Adam and AMSGRAD optimizer.

Adam
Kingma, Diederik & Ba, Jimmy. (2014).
Adam: A Method for Stochastic Optimization. International Conference on Learning Representations.

Adam is a gradient-based optimization algorithm that is relies on adaptive estimates of lower-order moments. The algorithm requires little memory and is invariant to diagonal rescaling of the gradients. Furthermore, it is able to cope with non-stationary objective functions and noisy and/or sparse gradients.


AMSGRAD
Sashank J. Reddi and Satyen Kale and Sanjiv Kumar. (2018).
On the Convergence of Adam and Beyond.

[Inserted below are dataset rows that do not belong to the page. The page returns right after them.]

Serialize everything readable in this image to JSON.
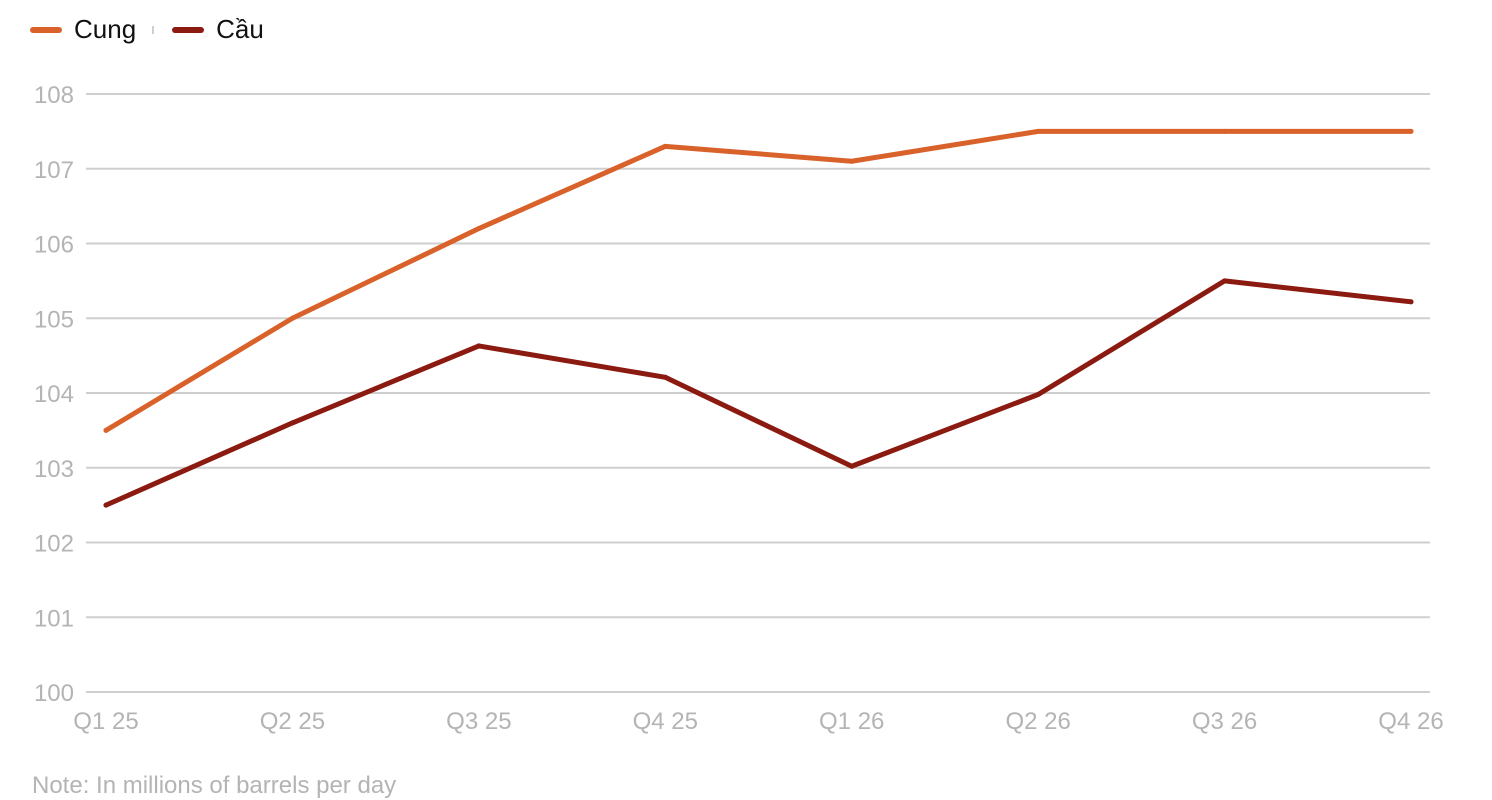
{
  "legend": {
    "items": [
      {
        "label": "Cung",
        "color": "#d9622b"
      },
      {
        "label": "Cầu",
        "color": "#8b1a10"
      }
    ]
  },
  "footnote": "Note: In millions of barrels per day",
  "chart_data": {
    "type": "line",
    "categories": [
      "Q1 25",
      "Q2 25",
      "Q3 25",
      "Q4 25",
      "Q1 26",
      "Q2 26",
      "Q3 26",
      "Q4 26"
    ],
    "series": [
      {
        "name": "Cung",
        "color": "#d9622b",
        "values": [
          103.5,
          105.0,
          106.2,
          107.3,
          107.1,
          107.5,
          107.5,
          107.5
        ]
      },
      {
        "name": "Cầu",
        "color": "#8b1a10",
        "values": [
          102.5,
          103.6,
          104.63,
          104.21,
          103.02,
          103.98,
          105.5,
          105.22
        ]
      }
    ],
    "yticks": [
      "100",
      "101",
      "102",
      "103",
      "104",
      "105",
      "106",
      "107",
      "108"
    ],
    "ylim": [
      100,
      108
    ],
    "grid": true,
    "legend_position": "top-left",
    "title": "",
    "xlabel": "",
    "ylabel": ""
  }
}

International Conference on Learning Representations.

AMSGRAD (a variant of ADAM) uses a ‘long-term memory’ of past gradients and, thereby, improves convergence properties.

Parameters
  • maxiter (int) – Maximum number of iterations

  • tol (float) – Tolerance for termination

  • lr (float) – Value >= 0, Learning rate.

  • beta_1 (float) – Value in range 0 to 1, Generally close to 1.

  • beta_2 (float) – Value in range 0 to 1, Generally close to 1.

  • noise_factor (float) – Value >= 0, Noise factor

  • eps (float) – Value >=0, Epsilon to be used for finite differences if no analytic gradient method is given.

  • amsgrad (bool) – True to use AMSGRAD, False if not

  • snapshot_dir (Optional[str]) – If not None save the optimizer’s parameter after every step to the given directory

Attributes

ADAM.bounds_support_level

Returns bounds support level

ADAM.gradient_support_level

Returns gradient support level

ADAM.initial_point_support_level

Returns initial point support level

ADAM.is_bounds_ignored

Returns is bounds ignored

ADAM.is_bounds_required

Returns is bounds required

ADAM.is_bounds_supported

Returns is bounds supported

ADAM.is_gradient_ignored

Returns is gradient ignored

ADAM.is_gradient_required

Returns is gradient required

ADAM.is_gradient_supported

Returns is gradient supported

ADAM.is_initial_point_ignored

Returns is initial point ignored

ADAM.is_initial_point_required

Returns is initial point required

ADAM.is_initial_point_supported

Returns is initial point supported

ADAM.setting

Return setting

Methods

ADAM.get_support_level()

Return support level dictionary

ADAM.gradient_num_diff(x_center, f, epsilon)

We compute the gradient with the numeric differentiation in the parallel way, around the point x_center.

ADAM.load_params(load_dir)

load params

ADAM.minimize(objective_function, …)

ADAM.optimize(num_vars, objective_function)

Perform optimization.

ADAM.print_options()

Print algorithm-specific options.

ADAM.save_params(snapshot_dir)

save params

ADAM.set_max_evals_grouped(limit)

Set max evals grouped

ADAM.set_options(**kwargs)

Sets or updates values in the options dictionary.

ADAM.wrap_function(function, args)

Wrap the function to implicitly inject the args at the call of the function.